Microsoft Pushes Unlicensed Spectrum Carve-Out
By John Eggerton -- Broadcasting & Cable, 3/7/2006 3:01:00 AM
A Microsoft executive was in Washington Tuesday making the company's pitch that Congress set aside some of the "white space" spectrum between TV channels in the broadcast band for smart radios and other unlicensed wireless devices.
In a hearing on rural telecommunications in the Senate Commerce Committee, Craig Mundie, chief technical officer, advanced strategies and policy, for the computer giant, argued that opening up the broadcast band to unlicensed devices would be a lower-cost alternative to expensive last-mile broadband hookups, particularly in remote areas (like Senate Commerce Committee Chairman Ted Stevens' home state of Alaska). As Mundie has told the committee previously, unlicensed technologies translate to high-speed data at a relatively low price.
One reason that the price is low is that the cost of entry is much less for services that operate in unlicensed spectrum than for, say, traditional wireless companies, who had to put up big bucks for spectrum licenses in FCC auctions.
Senator George Allen (R-Va.), who has introduced a bill to allow unlicensed devices in broadcast spectrum, also pointed to the low price, as well as to the fact that wireless more efficiently bridges distances--or "dirt between light bulbs," as he likes to say--and requires less digging up of city streets.
Saying Microsoft recognized the interference concerns of broadcasters, Mundie pointed out that the company supported rules that address that concern.
Mundie also pushed Congress to mandate network neutrality, or the ability of consumers to access any Internet site or use any device with a broadband Internet connection.
Two bills were introduced last month, one by Stevens and another by a group of Commerce Senators, including Allen, that would open white spaces to unlicensed devices.
Stevens said in introducing the bill that there is "more than 150 MHz of spectrum in Anchorage, Alaska, and Honolulu, Hawaii [committee co-chairman Daniel Inouye is from Hawaii), that could be used by unlicensed devices for wireless services," and as much as 50 mHz in large cities.
The Stevens bill would OK the manufacture of the devices for use in the broadcast band.
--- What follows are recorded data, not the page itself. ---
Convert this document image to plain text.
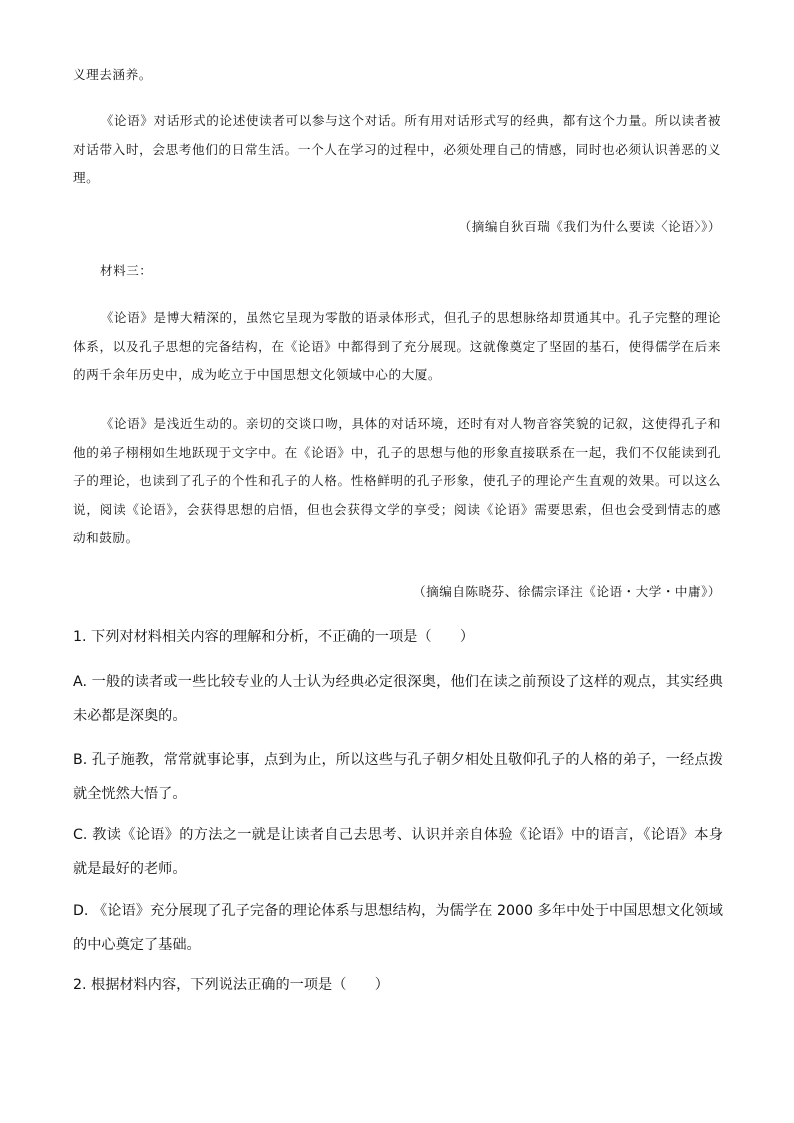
义理去涵养。

《论语》对话形式的论述使读者可以参与这个对话。所有用对话形式写的经典，都有这个力量。所以读者被对话带入时，会思考他们的日常生活。一个人在学习的过程中，必须处理自己的情感，同时也必须认识善恶的义理。

（摘编自狄百瑞《我们为什么要读〈论语〉》）

材料三：

《论语》是博大精深的，虽然它呈现为零散的语录体形式，但孔子的思想脉络却贯通其中。孔子完整的理论体系，以及孔子思想的完备结构，在《论语》中都得到了充分展现。这就像奠定了坚固的基石，使得儒学在后来的两千余年历史中，成为屹立于中国思想文化领域中心的大厦。

《论语》是浅近生动的。亲切的交谈口吻，具体的对话环境，还时有对人物音容笑貌的记叙，这使得孔子和他的弟子栩栩如生地跃现于文字中。在《论语》中，孔子的思想与他的形象直接联系在一起，我们不仅能读到孔子的理论，也读到了孔子的个性和孔子的人格。性格鲜明的孔子形象，使孔子的理论产生直观的效果。可以这么说，阅读《论语》，会获得思想的启悟，但也会获得文学的享受；阅读《论语》需要思索，但也会受到情志的感动和鼓励。

（摘编自陈晓芬、徐儒宗译注《论语・大学・中庸》）

1. 下列对材料相关内容的理解和分析，不正确的一项是（　　）

A. 一般的读者或一些比较专业的人士认为经典必定很深奥，他们在读之前预设了这样的观点，其实经典未必都是深奥的。

B. 孔子施教，常常就事论事，点到为止，所以这些与孔子朝夕相处且敬仰孔子的人格的弟子，一经点拨就全恍然大悟了。

C. 教读《论语》的方法之一就是让读者自己去思考、认识并亲自体验《论语》中的语言，《论语》本身就是最好的老师。

D. 《论语》充分展现了孔子完备的理论体系与思想结构，为儒学在 2000 多年中处于中国思想文化领域的中心奠定了基础。

2. 根据材料内容，下列说法正确的一项是（　　）
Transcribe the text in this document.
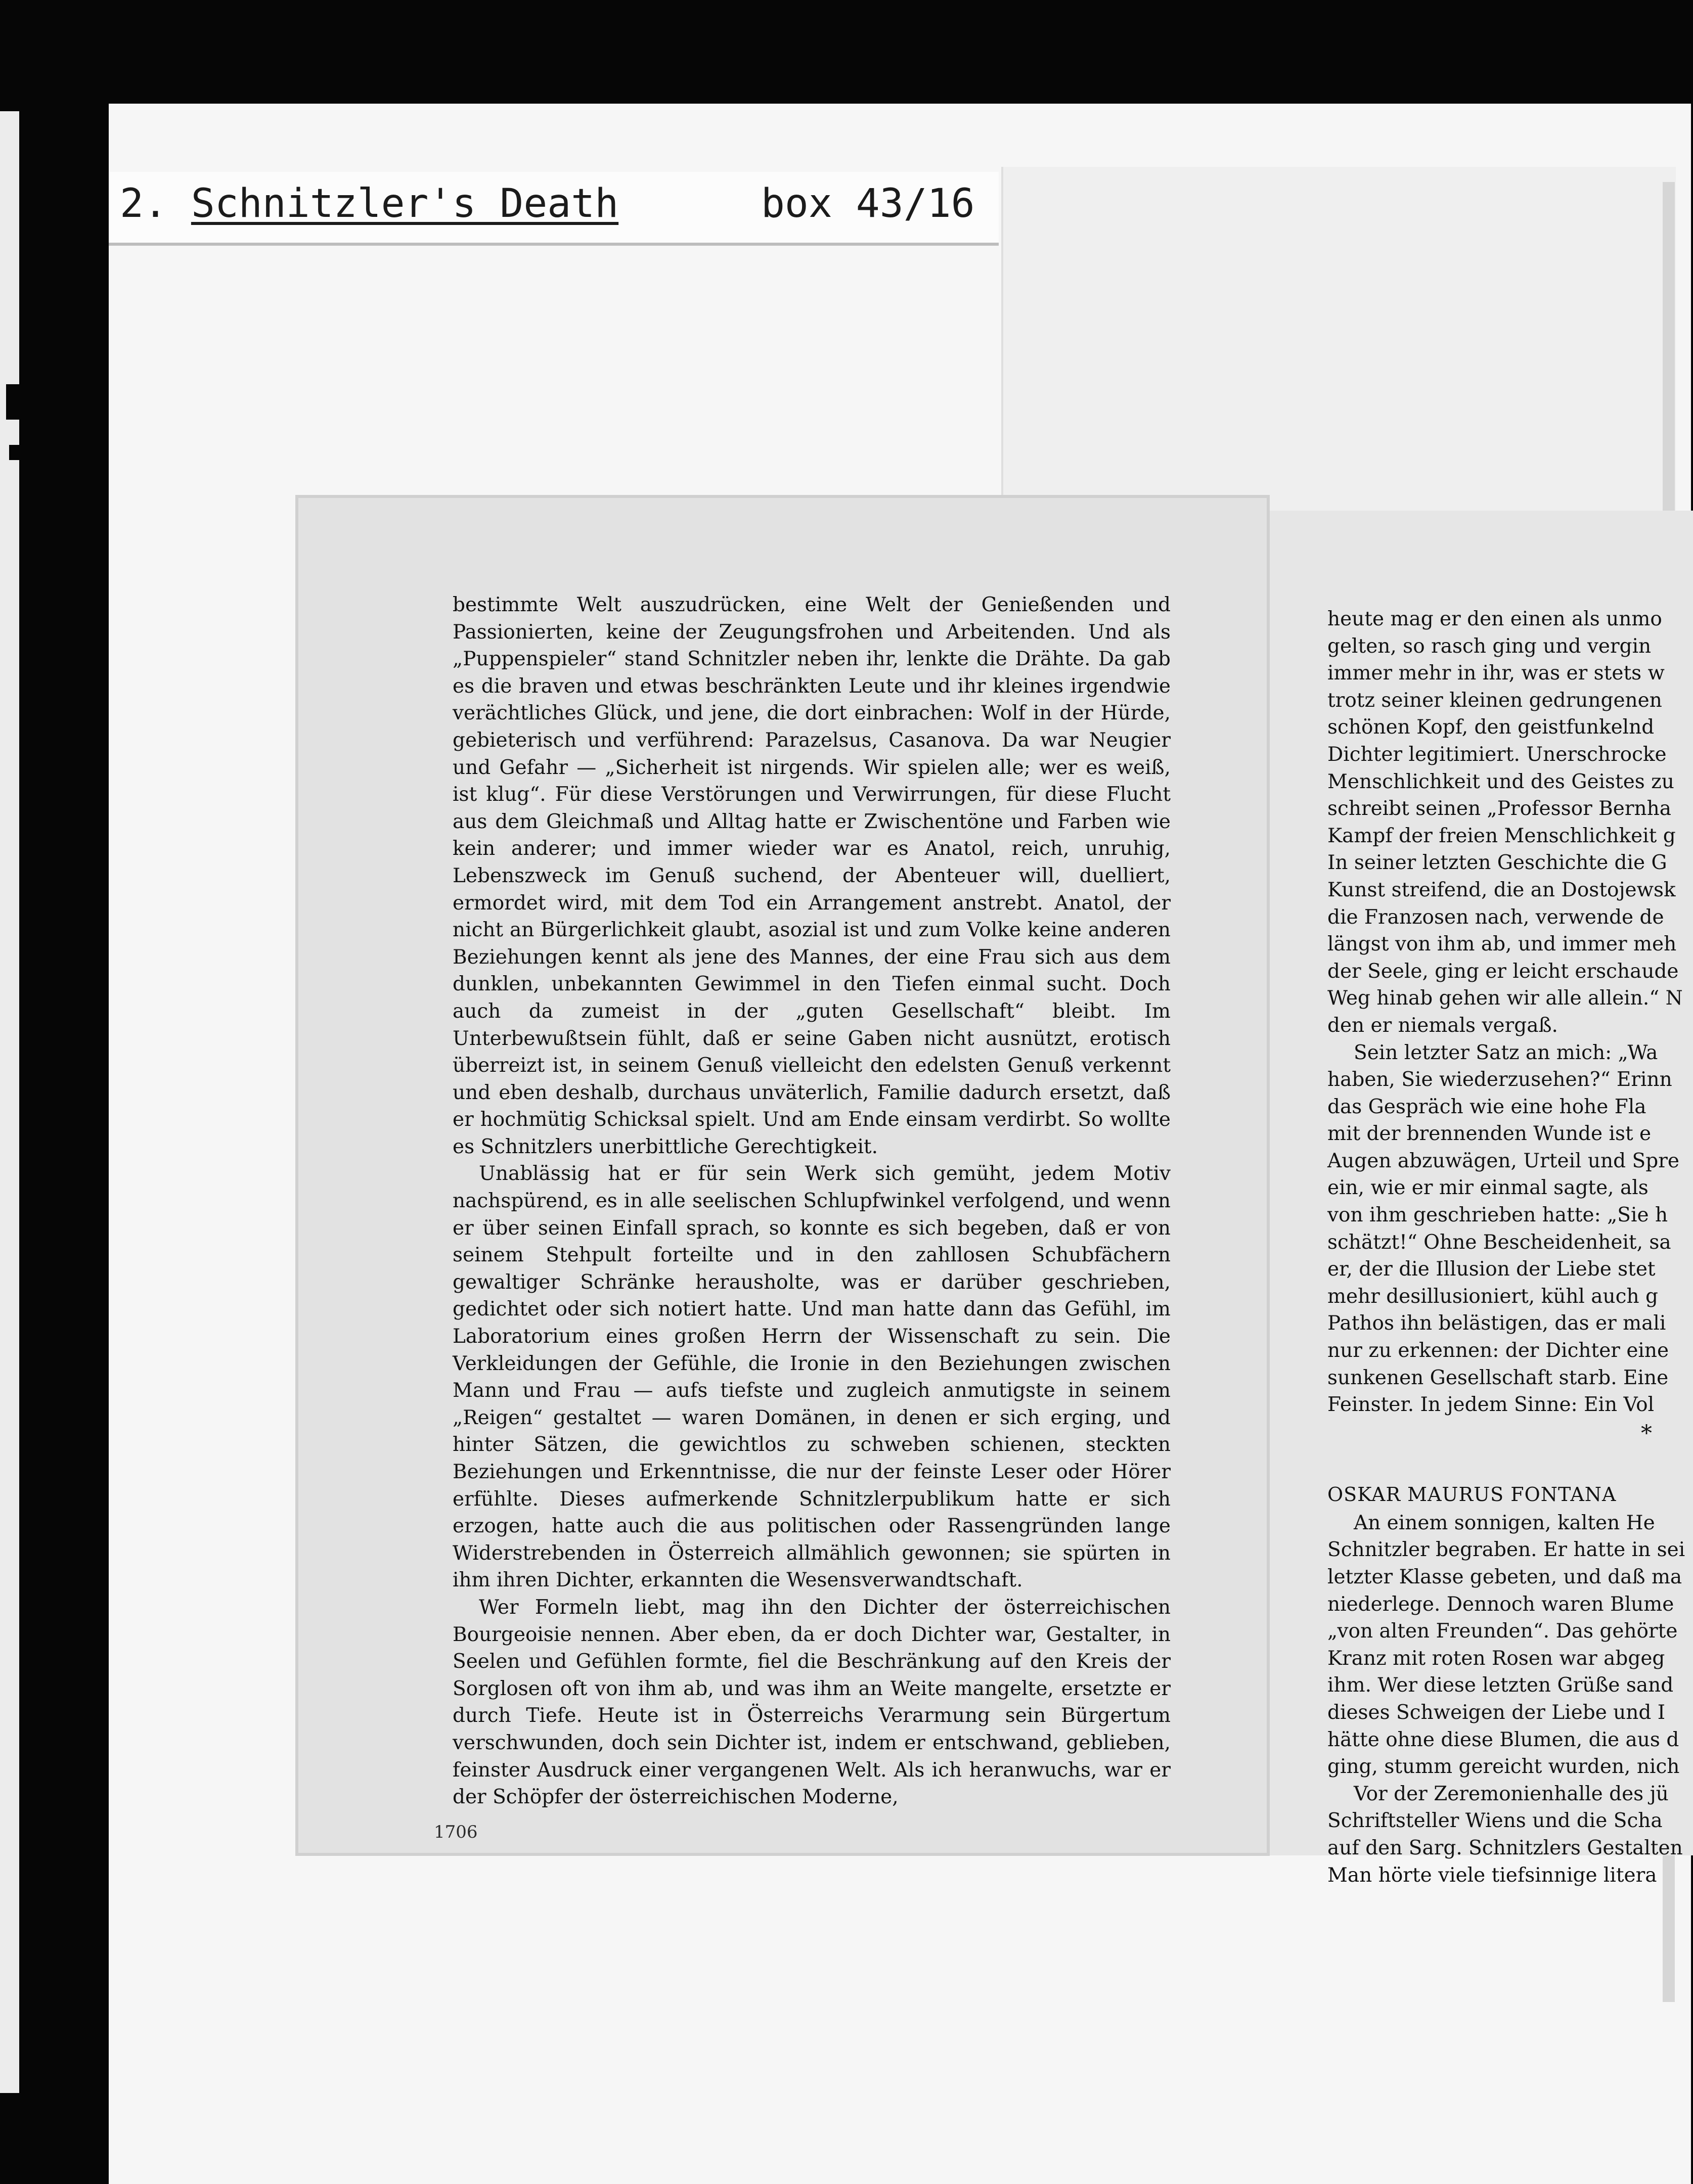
2. Schnitzler's Death	box 43/16

bestimmte Welt auszudrücken, eine Welt der Genießenden und Passionierten, keine der Zeugungsfrohen und Arbeitenden. Und als „Puppenspieler“ stand Schnitzler neben ihr, lenkte die Drähte. Da gab es die braven und etwas beschränkten Leute und ihr kleines irgendwie verächtliches Glück, und jene, die dort einbrachen: Wolf in der Hürde, gebieterisch und verführend: Parazelsus, Casanova. Da war Neugier und Gefahr — „Sicherheit ist nirgends. Wir spielen alle; wer es weiß, ist klug“. Für diese Verstörungen und Verwirrungen, für diese Flucht aus dem Gleichmaß und Alltag hatte er Zwischentöne und Farben wie kein anderer; und immer wieder war es Anatol, reich, unruhig, Lebenszweck im Genuß suchend, der Abenteuer will, duelliert, ermordet wird, mit dem Tod ein Arrangement anstrebt. Anatol, der nicht an Bürgerlichkeit glaubt, asozial ist und zum Volke keine anderen Beziehungen kennt als jene des Mannes, der eine Frau sich aus dem dunklen, unbekannten Gewimmel in den Tiefen einmal sucht. Doch auch da zumeist in der „guten Gesellschaft“ bleibt. Im Unterbewußtsein fühlt, daß er seine Gaben nicht ausnützt, erotisch überreizt ist, in seinem Genuß vielleicht den edelsten Genuß verkennt und eben deshalb, durchaus unväterlich, Familie dadurch ersetzt, daß er hochmütig Schicksal spielt. Und am Ende einsam verdirbt. So wollte es Schnitzlers unerbittliche Gerechtigkeit.

Unablässig hat er für sein Werk sich gemüht, jedem Motiv nachspürend, es in alle seelischen Schlupfwinkel verfolgend, und wenn er über seinen Einfall sprach, so konnte es sich begeben, daß er von seinem Stehpult forteilte und in den zahllosen Schubfächern gewaltiger Schränke herausholte, was er darüber geschrieben, gedichtet oder sich notiert hatte. Und man hatte dann das Gefühl, im Laboratorium eines großen Herrn der Wissenschaft zu sein. Die Verkleidungen der Gefühle, die Ironie in den Beziehungen zwischen Mann und Frau — aufs tiefste und zugleich anmutigste in seinem „Reigen“ gestaltet — waren Domänen, in denen er sich erging, und hinter Sätzen, die gewichtlos zu schweben schienen, steckten Beziehungen und Erkenntnisse, die nur der feinste Leser oder Hörer erfühlte. Dieses aufmerkende Schnitzlerpublikum hatte er sich erzogen, hatte auch die aus politischen oder Rassengründen lange Widerstrebenden in Österreich allmählich gewonnen; sie spürten in ihm ihren Dichter, erkannten die Wesensverwandtschaft.

Wer Formeln liebt, mag ihn den Dichter der österreichischen Bourgeoisie nennen. Aber eben, da er doch Dichter war, Gestalter, in Seelen und Gefühlen formte, fiel die Beschränkung auf den Kreis der Sorglosen oft von ihm ab, und was ihm an Weite mangelte, ersetzte er durch Tiefe. Heute ist in Österreichs Verarmung sein Bürgertum verschwunden, doch sein Dichter ist, indem er entschwand, geblieben, feinster Ausdruck einer vergangenen Welt. Als ich heranwuchs, war er der Schöpfer der österreichischen Moderne,

1706
heute mag er den einen als unmo
gelten, so rasch ging und vergin
immer mehr in ihr, was er stets w
trotz seiner kleinen gedrungenen
schönen Kopf, den geistfunkelnd
Dichter legitimiert. Unerschrocke
Menschlichkeit und des Geistes zu
schreibt seinen „Professor Bernha
Kampf der freien Menschlichkeit g
In seiner letzten Geschichte die G
Kunst streifend, die an Dostojewsk
die Franzosen nach, verwende de
längst von ihm ab, und immer meh
der Seele, ging er leicht erschaude
Weg hinab gehen wir alle allein.“ N
den er niemals vergaß.
Sein letzter Satz an mich: „Wa
haben, Sie wiederzusehen?“ Erinn
das Gespräch wie eine hohe Fla
mit der brennenden Wunde ist e
Augen abzuwägen, Urteil und Spre
ein, wie er mir einmal sagte, als
von ihm geschrieben hatte: „Sie h
schätzt!“ Ohne Bescheidenheit, sa
er, der die Illusion der Liebe stet
mehr desillusioniert, kühl auch g
Pathos ihn belästigen, das er mali
nur zu erkennen: der Dichter eine
sunkenen Gesellschaft starb. Eine
Feinster. In jedem Sinne: Ein Vol
*
OSKAR MAURUS FONTANA
An einem sonnigen, kalten He
Schnitzler begraben. Er hatte in sei
letzter Klasse gebeten, und daß ma
niederlege. Dennoch waren Blume
„von alten Freunden“. Das gehörte
Kranz mit roten Rosen war abgeg
ihm. Wer diese letzten Grüße sand
dieses Schweigen der Liebe und I
hätte ohne diese Blumen, die aus d
ging, stumm gereicht wurden, nich
Vor der Zeremonienhalle des jü
Schriftsteller Wiens und die Scha
auf den Sarg. Schnitzlers Gestalten
Man hörte viele tiefsinnige litera
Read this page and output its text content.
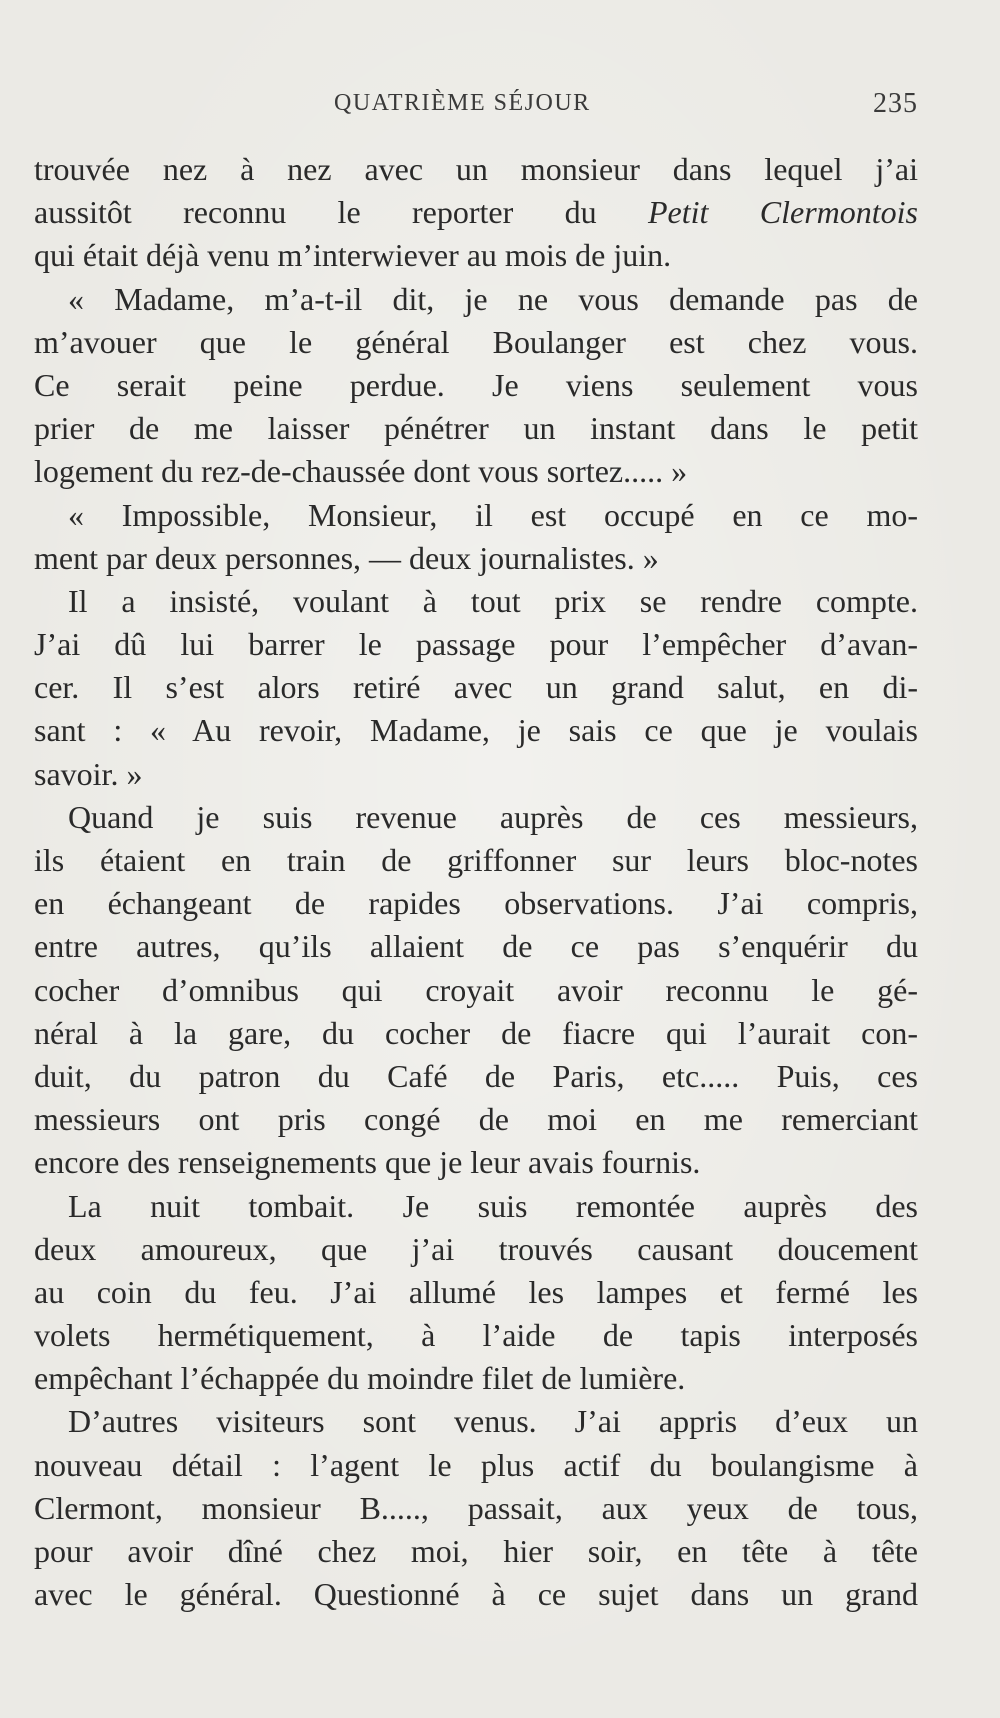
QUATRIÈME SÉJOUR	235
trouvée nez à nez avec un monsieur dans lequel j’ai
aussitôt reconnu le reporter du Petit Clermontois
qui était déjà venu m’interwiever au mois de juin.
« Madame, m’a-t-il dit, je ne vous demande pas de
m’avouer que le général Boulanger est chez vous.
Ce serait peine perdue. Je viens seulement vous
prier de me laisser pénétrer un instant dans le petit
logement du rez-de-chaussée dont vous sortez..... »
« Impossible, Monsieur, il est occupé en ce mo-
ment par deux personnes, — deux journalistes. »
Il a insisté, voulant à tout prix se rendre compte.
J’ai dû lui barrer le passage pour l’empêcher d’avan-
cer. Il s’est alors retiré avec un grand salut, en di-
sant : « Au revoir, Madame, je sais ce que je voulais
savoir. »
Quand je suis revenue auprès de ces messieurs,
ils étaient en train de griffonner sur leurs bloc-notes
en échangeant de rapides observations. J’ai compris,
entre autres, qu’ils allaient de ce pas s’enquérir du
cocher d’omnibus qui croyait avoir reconnu le gé-
néral à la gare, du cocher de fiacre qui l’aurait con-
duit, du patron du Café de Paris, etc..... Puis, ces
messieurs ont pris congé de moi en me remerciant
encore des renseignements que je leur avais fournis.
La nuit tombait. Je suis remontée auprès des
deux amoureux, que j’ai trouvés causant doucement
au coin du feu. J’ai allumé les lampes et fermé les
volets hermétiquement, à l’aide de tapis interposés
empêchant l’échappée du moindre filet de lumière.
D’autres visiteurs sont venus. J’ai appris d’eux un
nouveau détail : l’agent le plus actif du boulangisme à
Clermont, monsieur B....., passait, aux yeux de tous,
pour avoir dîné chez moi, hier soir, en tête à tête
avec le général. Questionné à ce sujet dans un grand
The devices, which were touted by former FCC Chairman Michael Powell, "sense" and seek out unused spectrum on which to operate.
The Association of Maximum Service Television (MSTV), the spectrum-policy watchdog for broadcasters, has long expressed concern that the devices could cause interference to digital TVs, posing a potential impediment to the rollout out of the service just as viewers are starting to buy the sets.
It even produced and circulated a video on Capitol Hill last fall demonstrating the loss of a viewers' signal from a nearby laptop.
At the time of the demonstration, Michael Marcus, of Marcus Spectrum Solutions, a consultant to New America and former FCC associate chief of technology, said the MSTV test essentially used a loophole in the FCC proposal to create interference that a personal computer would be unlikely to ever produce.
The Stevens bill would try to guard against that interference by directing the FCC to set technical requirements of the devices and establish a complaint process for broadcasters if there is the kind of interference MSTV fears.
A similar bill, introduced by Senators George Allen (R-VA.), John Kerry (D-MA), John Sununu (R-NH) and Barbara Boxer (D-CA), would also open up the spectrum to unlicensed devices, with interference-protection language.
Per a proceeding started under Powell, the FCC has also proposed opening the band to the devices, but it, too, starts with channel 5 to steer clear of cable set-top boxes, which generally operate on channels 3 and 4. That begs the question with some broadcasters: If the FCC and Stevens want to steer clear of interfering with cable set-tops, which don't use antennas, why are they willing to risk the interference to DTV reception?